Best practices for performance
Use this information to apply best practices to your Databases for MongoDB deployment running on IBM Cloud.
Performance troubleshooting flowchart
Use the flowchart to determine how to troubleshoot performance and steps to take next.
┌─────────────────────────────────┐
│ Performance issue detected │
└────────────┬────────────────────┘
│
▼
┌─────────────────────────────────┐
│ Check IBM Cloud Monitoring │
│ - CPU > 80%? │
│ - Memory > 80%? │
│ - Disk latency high? │
└────────────┬────────────────────┘
│
┌────┴────┐
│ YES │
▼ │
┌──────────────┐ │
│ Scale │ │
│ resources │ │
└──────────────┘ │
│ NO
▼
┌─────────────────────┐
│ Check slow queries │
│ db.system.profile │
└─────────┬───────────┘
│
┌────┴────┐
│ Found? │
▼ │
┌─────────┐ │
│ Optimize│ │
│ queries │ │
│ & indexes│ │
└─────────┘ │
│ NO
▼
┌────────────────┐
│ Check Locks │
│ currentOp() │
└────────┬───────┘
│
┌────┴────┐
│ Locked? │
▼ │
┌─────────┐ │
│ Kill or │ │
│ optimize│ │
└─────────┘ │
│ NO
▼
┌────────────────┐
│ Check cache │
│ hit ratio │
└────────┬───────┘
│
┌────┴────┐
│ < 95%? │
▼ │
┌─────────┐ │
│ Scale │ │
│ memory │ │
└─────────┘ │
│ NO
▼
┌────────────────┐
│ Check │
│ replication │
└────────┬───────┘
│
┌────┴────┐
│ Lagging?│
▼ │
┌─────────┐ │
│ Scale │ │
│ or fix │ │
└─────────┘ │
│ NO
▼
┌────────────────┐
│ Contact IBM │
│ Support │
└────────────────┘
Common anti-patterns
Avoid these common mistakes that lead to performance issues.
Query anti-patterns
1. Missing indexes
Problem:
// No index on 'email' field
db.users.find({ email: "user@example.com" })
Solution:
// Create index
db.users.createIndex({ email: 1 })
2. Inefficient regex queries
Problem:
// Case-insensitive regex without index
db.users.find({ name: /john/i })
Solution:
// Use text index or exact match
db.users.createIndex({ name: "text" })
db.users.find({ $text: { $search: "john" } })

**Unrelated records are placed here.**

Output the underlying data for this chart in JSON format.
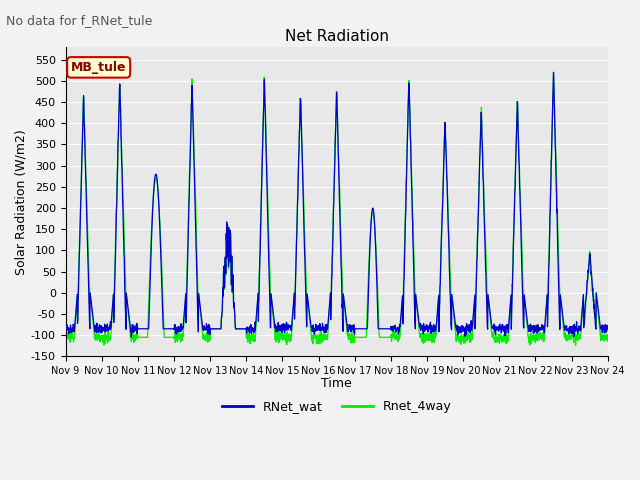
{
  "title": "Net Radiation",
  "xlabel": "Time",
  "ylabel": "Solar Radiation (W/m2)",
  "annotation": "No data for f_RNet_tule",
  "legend_label1": "RNet_wat",
  "legend_label2": "Rnet_4way",
  "color1": "#0000cc",
  "color2": "#00ee00",
  "ylim": [
    -150,
    580
  ],
  "yticks": [
    -150,
    -100,
    -50,
    0,
    50,
    100,
    150,
    200,
    250,
    300,
    350,
    400,
    450,
    500,
    550
  ],
  "plot_bg": "#e8e8e8",
  "fig_bg": "#f2f2f2",
  "title_fontsize": 11,
  "label_fontsize": 9,
  "tick_fontsize": 8,
  "annot_fontsize": 9,
  "legend_fontsize": 9,
  "mb_box_facecolor": "#ffffcc",
  "mb_box_edgecolor": "#cc0000",
  "mb_box_text_color": "#880000",
  "mb_box_text": "MB_tule"
}
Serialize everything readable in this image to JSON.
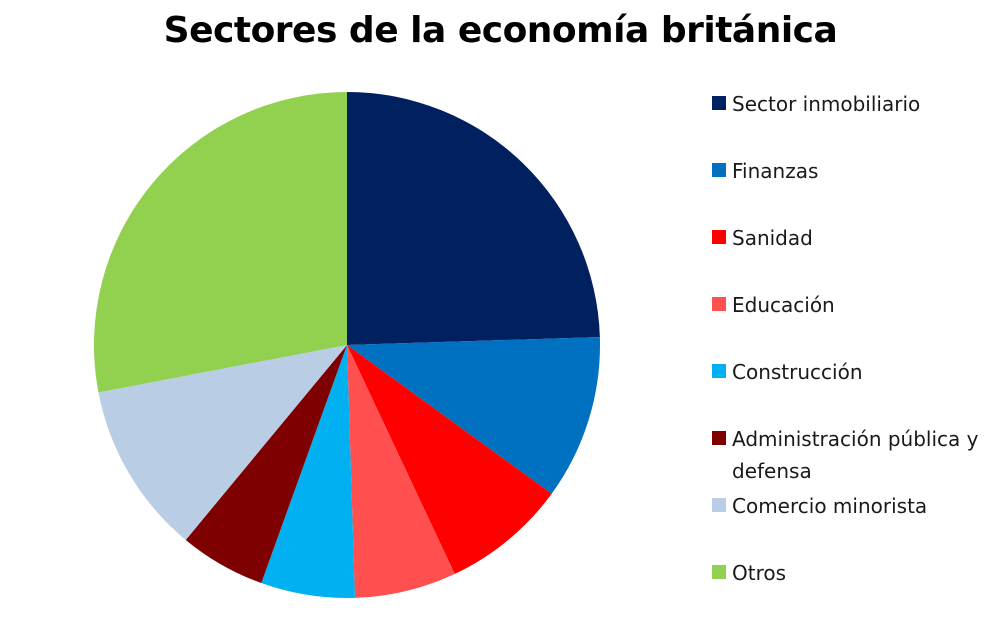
{
  "chart_data": {
    "type": "pie",
    "title": "Sectores de la economía británica",
    "legend_position": "right",
    "start_angle": "12 o'clock, clockwise",
    "slices": [
      {
        "label": "Sector inmobiliario",
        "value": 24.5,
        "color": "#002060"
      },
      {
        "label": "Finanzas",
        "value": 10.5,
        "color": "#0070C0"
      },
      {
        "label": "Sanidad",
        "value": 8.0,
        "color": "#FF0000"
      },
      {
        "label": "Educación",
        "value": 6.5,
        "color": "#FF4F4F"
      },
      {
        "label": "Construcción",
        "value": 6.0,
        "color": "#00B0F0"
      },
      {
        "label": "Administración pública y defensa",
        "value": 5.5,
        "color": "#7F0000"
      },
      {
        "label": "Comercio minorista",
        "value": 11.0,
        "color": "#B9CDE5"
      },
      {
        "label": "Otros",
        "value": 28.0,
        "color": "#92D050"
      }
    ]
  }
}
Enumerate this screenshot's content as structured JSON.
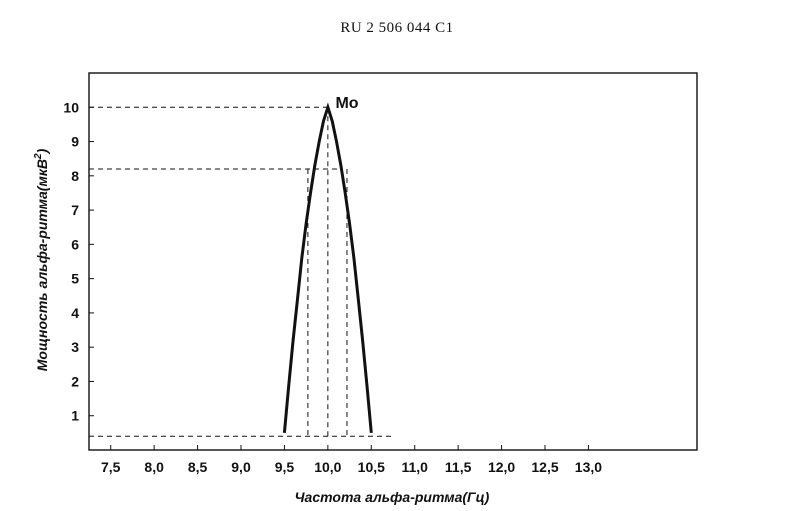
{
  "document": {
    "header": "RU   2 506 044  C1"
  },
  "chart_data": {
    "type": "line",
    "title": "",
    "xlabel": "Частота альфа-ритма(Гц)",
    "ylabel": "Мощность альфа-ритма(мкВ",
    "ylabel_sup": "2",
    "ylabel_close": ")",
    "peak_label": "Mo",
    "x_ticks": [
      "7,5",
      "8,0",
      "8,5",
      "9,0",
      "9,5",
      "10,0",
      "10,5",
      "11,0",
      "11,5",
      "12,0",
      "12,5",
      "13,0"
    ],
    "y_ticks": [
      "1",
      "2",
      "3",
      "4",
      "5",
      "6",
      "7",
      "8",
      "9",
      "10"
    ],
    "xlim": [
      7.25,
      14.25
    ],
    "ylim": [
      0,
      11
    ],
    "grid": false,
    "series": [
      {
        "x": [
          9.5,
          9.55,
          9.6,
          9.65,
          9.7,
          9.75,
          9.8,
          9.85,
          9.9,
          9.95,
          10.0,
          10.05,
          10.1,
          10.15,
          10.2,
          10.25,
          10.3,
          10.35,
          10.4,
          10.45,
          10.5
        ],
        "y": [
          0.5,
          1.9,
          3.2,
          4.4,
          5.6,
          6.6,
          7.5,
          8.3,
          9.0,
          9.6,
          10.0,
          9.6,
          9.0,
          8.3,
          7.5,
          6.6,
          5.6,
          4.4,
          3.2,
          1.9,
          0.5
        ]
      }
    ],
    "reference_lines": {
      "horizontal": [
        10,
        8.2,
        0.4
      ],
      "vertical": [
        9.77,
        10.0,
        10.22
      ]
    }
  }
}
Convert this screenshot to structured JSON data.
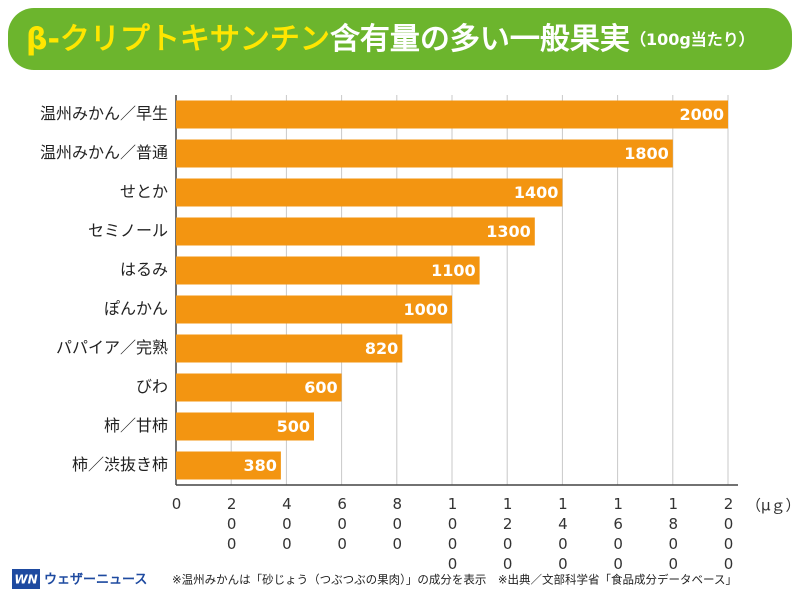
{
  "chart_data": {
    "type": "barh",
    "title": {
      "highlight": "β-クリプトキサンチン",
      "main": "含有量の多い一般果実",
      "note": "（100g当たり）"
    },
    "categories": [
      "温州みかん／早生",
      "温州みかん／普通",
      "せとか",
      "セミノール",
      "はるみ",
      "ぽんかん",
      "パパイア／完熟",
      "びわ",
      "柿／甘柿",
      "柿／渋抜き柿"
    ],
    "values": [
      2000,
      1800,
      1400,
      1300,
      1100,
      1000,
      820,
      600,
      500,
      380
    ],
    "color": "#f39511",
    "xlim": [
      0,
      2000
    ],
    "xticks": [
      0,
      200,
      400,
      600,
      800,
      1000,
      1200,
      1400,
      1600,
      1800,
      2000
    ],
    "x_unit": "（μｇ）",
    "grid": true,
    "brand": {
      "logo": "WN",
      "name": "ウェザーニュース"
    },
    "note": "※温州みかんは「砂じょう（つぶつぶの果肉）」の成分を表示　※出典／文部科学省「食品成分データベース」"
  }
}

3. Large skip() operations
Problem:
// Skipping thousands of documents
db.collection.find().skip(10000).limit(10)
Solution:
// Use range queries with indexed field
db.collection.find({ _id: { $gt: lastSeenId } }).limit(10)
4. Selecting unnecessary fields
Problem:
// Fetching entire documents
db.users.find({ status: "active" })
Solution:
// Use projection
db.users.find({ status: "active" }, { name: 1, email: 1 })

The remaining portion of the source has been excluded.